En première partie, les agents devaient choisir les 5 questions éthiques qui les intéressaient le plus parmi 30 propositions. Ensuite, on évaluait l’état de leur connaissance de la loi Léonétti, à partir de 9 thèmes éclatés en 23 questions. Enfin, ils pouvaient apprécier leur pratique de soins à partir de 21 propositions.
Quelle priorité éthique ?
En premier lieu, nous constatons que les agents, s’intéressent d’abord à la fin de vie et à la douleur ; la première proposition qu’ils ont choisie, selon les groupes professionnels et secteurs, étant : « l’obstination déraisonnable (acharnement thérapeutique) » (G1-41 %), « la douleur et sa prise en charge » (G2-47 %, S1-42 %), « l’euthanasie ou le suicide médicalement assisté » (G3-45 %), puis « fin de vie et soins palliatifs » (S2-51 %).
Peut-on en déduire que cet intérêt pour la fin de vie et la prise en charge des douleurs qui y sont associées serait liés à une bonne connaissance de la législation française en ce domaine, et de la culture palliative ?
Les réponses sont fournies par l’analyse de la seconde partie du questionnaire où les agents devaient répondre par Oui ou Non, aux propositions données.
À la question « Connaissez-vous la Loi Léonétti – loi du 22 avril 2005 relative aux droits des malades et à la fin de vie ? », la réponse est significativement supérieure pour G1-58 % et S2-52 % comparée à G2-42 %, G3-28 % et S1-40 %. Il n’en reste pas moins que, avec 58 % pour G1, on pourrait en conclure que cette loi est encore assez mal connue.
Pour autant, nous constatons que la culture palliative est présente avec plus de 70 % de réponses correctes devant les thèmes concernés par la loi Léonétti.
Les sujets les moins maîtrises sont l’obstination déraisonnable, les directives anticipées, et les soins palliatifs avec l’analyse concernant l’alimentation en fin de vie, avec respectivement 73, 76 et 79 % de réponses correctes.
Nous retrouvons ainsi deux des trois pistes d’évolution de la législation que propose le gouvernement après l’annonce des recommandations de la mission Sicard : les directives anticipées et l’accompagnement de l’arrêt des traitements.
Cependant, aux questions :
- « Selon vous et d’après ce que vous savez, le code pénal en France autorise l’euthanasie d’exception ? », la réponse est Non à 95 %.

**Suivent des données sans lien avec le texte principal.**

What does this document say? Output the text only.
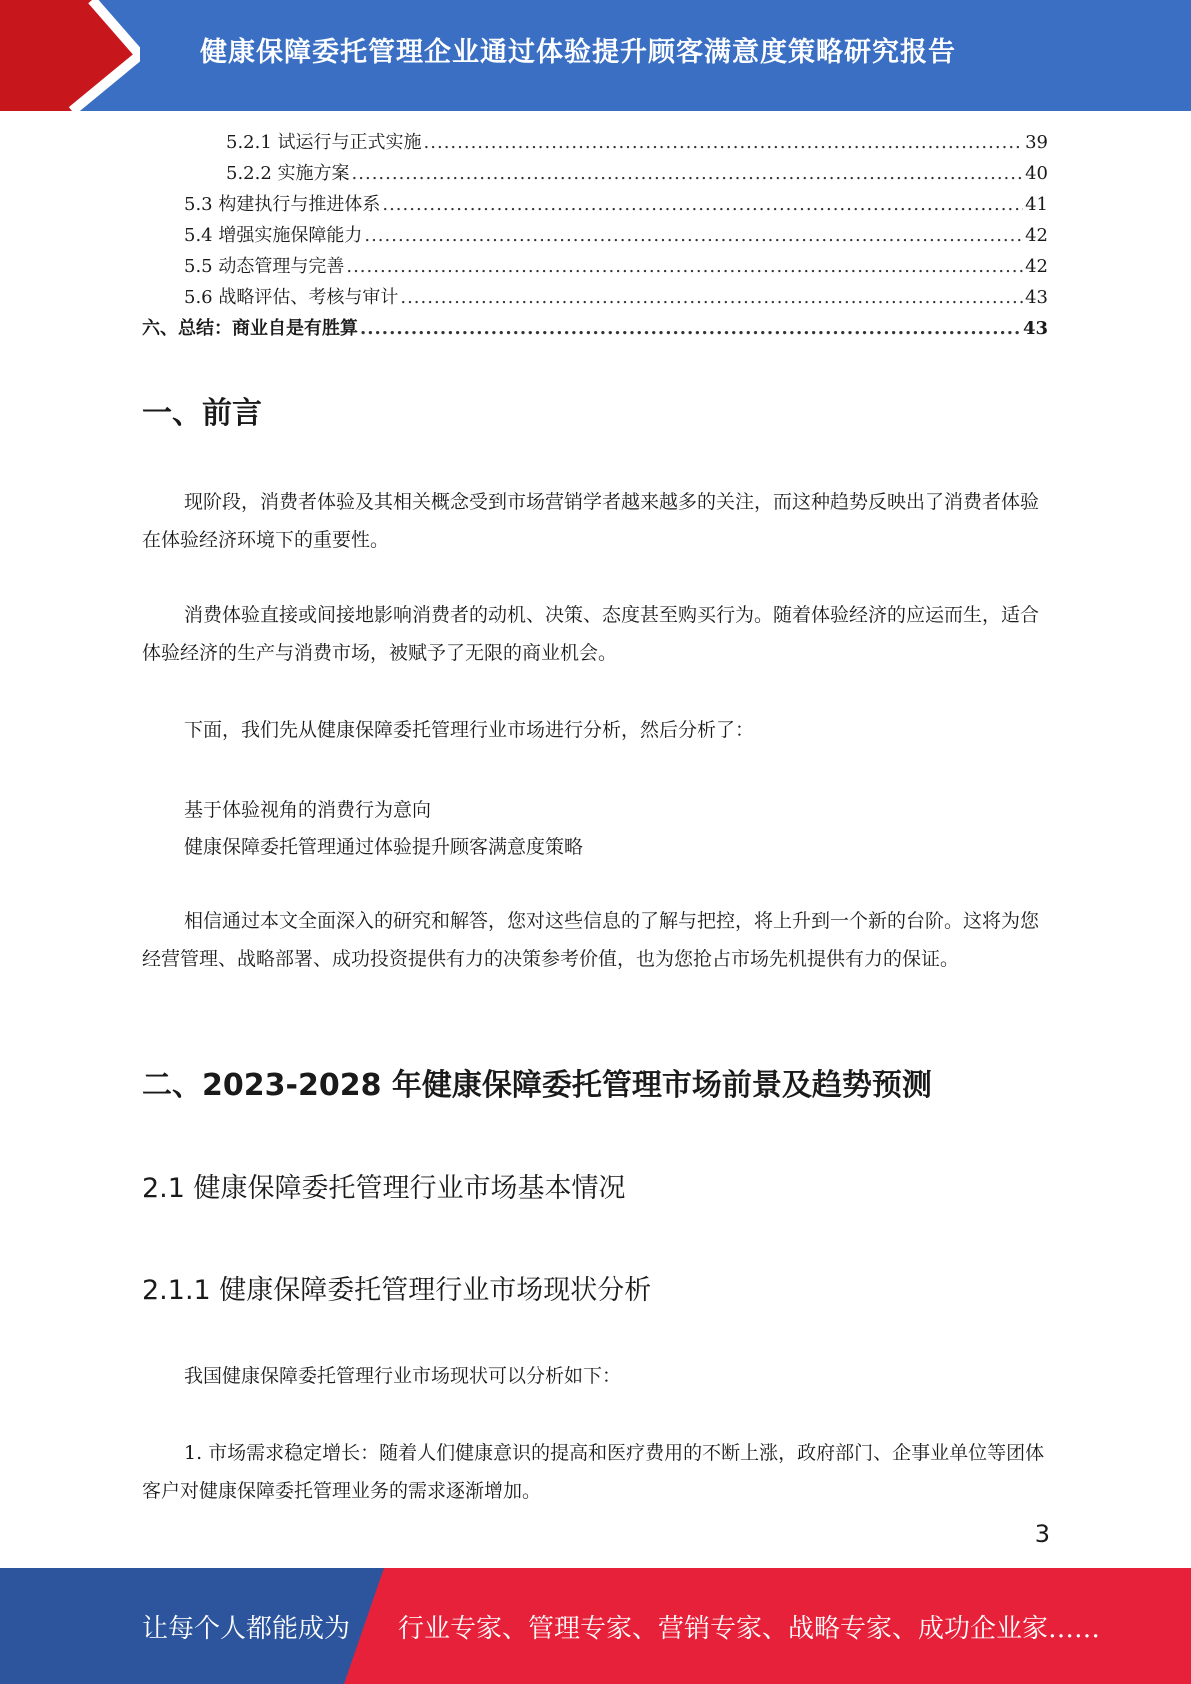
健康保障委托管理企业通过体验提升顾客满意度策略研究报告
5.2.1 试运行与正式实施 .....	39
5.2.2 实施方案 .....	40
5.3 构建执行与推进体系 .....	41
5.4 增强实施保障能力 .....	42
5.5 动态管理与完善 .....	42
5.6 战略评估、考核与审计 .....	43
六、总结：商业自是有胜算 .....	43
一、前言

现阶段，消费者体验及其相关概念受到市场营销学者越来越多的关注，而这种趋势反映出了消费者体验在体验经济环境下的重要性。

消费体验直接或间接地影响消费者的动机、决策、态度甚至购买行为。随着体验经济的应运而生，适合体验经济的生产与消费市场，被赋予了无限的商业机会。

下面，我们先从健康保障委托管理行业市场进行分析，然后分析了：

基于体验视角的消费行为意向
健康保障委托管理通过体验提升顾客满意度策略

相信通过本文全面深入的研究和解答，您对这些信息的了解与把控，将上升到一个新的台阶。这将为您经营管理、战略部署、成功投资提供有力的决策参考价值，也为您抢占市场先机提供有力的保证。

二、2023-2028 年健康保障委托管理市场前景及趋势预测
2.1 健康保障委托管理行业市场基本情况
2.1.1 健康保障委托管理行业市场现状分析

我国健康保障委托管理行业市场现状可以分析如下：

1. 市场需求稳定增长：随着人们健康意识的提高和医疗费用的不断上涨，政府部门、企事业单位等团体客户对健康保障委托管理业务的需求逐渐增加。

3
让每个人都能成为 行业专家、管理专家、营销专家、战略专家、成功企业家……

- « La définition de l’euthanasie est une action ou une omission dont l’intention première vise la mort d’un malade pour supprimer la souffrance ? », Oui à 78 %
- « La demande d’un patient qui réclame l’euthanasie doit être respectée ? », Non à 75 %.

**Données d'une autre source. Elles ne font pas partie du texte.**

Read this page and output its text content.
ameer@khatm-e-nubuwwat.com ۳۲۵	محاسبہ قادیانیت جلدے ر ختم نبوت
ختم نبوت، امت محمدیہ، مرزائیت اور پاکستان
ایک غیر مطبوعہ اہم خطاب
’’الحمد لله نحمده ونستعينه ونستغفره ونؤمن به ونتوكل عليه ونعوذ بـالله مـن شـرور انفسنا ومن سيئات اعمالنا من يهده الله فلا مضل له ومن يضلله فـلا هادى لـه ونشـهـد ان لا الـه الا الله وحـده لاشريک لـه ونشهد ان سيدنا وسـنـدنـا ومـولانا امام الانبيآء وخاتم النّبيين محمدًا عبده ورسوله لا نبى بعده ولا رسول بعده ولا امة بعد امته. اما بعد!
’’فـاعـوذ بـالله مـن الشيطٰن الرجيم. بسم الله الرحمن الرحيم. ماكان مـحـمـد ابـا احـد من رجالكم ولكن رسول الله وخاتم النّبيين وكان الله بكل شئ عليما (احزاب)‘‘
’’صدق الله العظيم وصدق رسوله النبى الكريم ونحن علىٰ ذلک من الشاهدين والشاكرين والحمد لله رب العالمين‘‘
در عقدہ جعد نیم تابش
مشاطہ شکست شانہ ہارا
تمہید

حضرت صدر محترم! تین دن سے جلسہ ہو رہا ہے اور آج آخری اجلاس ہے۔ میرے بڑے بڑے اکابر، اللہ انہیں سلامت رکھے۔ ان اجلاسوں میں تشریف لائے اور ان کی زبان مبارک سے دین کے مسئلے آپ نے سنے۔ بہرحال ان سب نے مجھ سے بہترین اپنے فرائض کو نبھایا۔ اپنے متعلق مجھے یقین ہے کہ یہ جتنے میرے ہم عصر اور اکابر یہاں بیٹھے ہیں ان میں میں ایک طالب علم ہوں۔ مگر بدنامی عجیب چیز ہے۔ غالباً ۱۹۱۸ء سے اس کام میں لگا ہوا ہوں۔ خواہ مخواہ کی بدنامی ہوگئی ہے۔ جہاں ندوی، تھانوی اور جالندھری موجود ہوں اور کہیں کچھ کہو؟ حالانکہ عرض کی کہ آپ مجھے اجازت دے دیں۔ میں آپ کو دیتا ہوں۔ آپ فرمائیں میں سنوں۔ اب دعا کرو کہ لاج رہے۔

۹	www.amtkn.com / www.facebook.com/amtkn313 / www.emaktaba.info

- « En soins palliatifs, on aide le patient à mettre fin à ses jours, si les souffrances sont insupportables ? », Non à 92 %.
Les résultats du questionnaire montrent qu’il n’existe pas de différence significative entre les groupes ou les secteurs et l’on peut ainsi noter que les agents ne répondent pas en fonction de leur niveau de connaissance permis/défendu puisqu’ils sont peu informés de la Loi sur la fin de vie. Ils savent toutefois parfaitement définir ce qu’est l’euthanasie ainsi que le suicide médicalement assisté.
Il s’agit donc désormais de nourrir le débat à partir de la synthèse des résultats de la 3ème partie qui est sans équivoque.
Des niveaux de préparation inégaux.
Le secteur chronique (S2) est significativement mieux préparé que S1 à la prise en charge des patients en fin de vie, mais il manque le dialogue entre les équipes médicales et paramédicales, quel que soit le secteur, particulièrement lors de prise en charge difficile.
La procédure collégiale médicale en concertation avec les équipes paramédicales est encore sous-utilisée et les pistes d’améliorations proposées par les agents sont :
- La concertation,
- la douleur,
- le temps de présence auprès d’un malade mourant.
On peut craindre de voir une modification de la législation en faveur d’une aide à mourir, qui ne corresponde pas aux attentes des agents et risquerait d’aggraver un déficit de dialogue déjà important.
Il y a urgence à se mobiliser pour renforcer les soins palliatifs existants et maîtriser la douleur de manière plus efficace avec un accompagnement des patients et des soignants en situation difficile.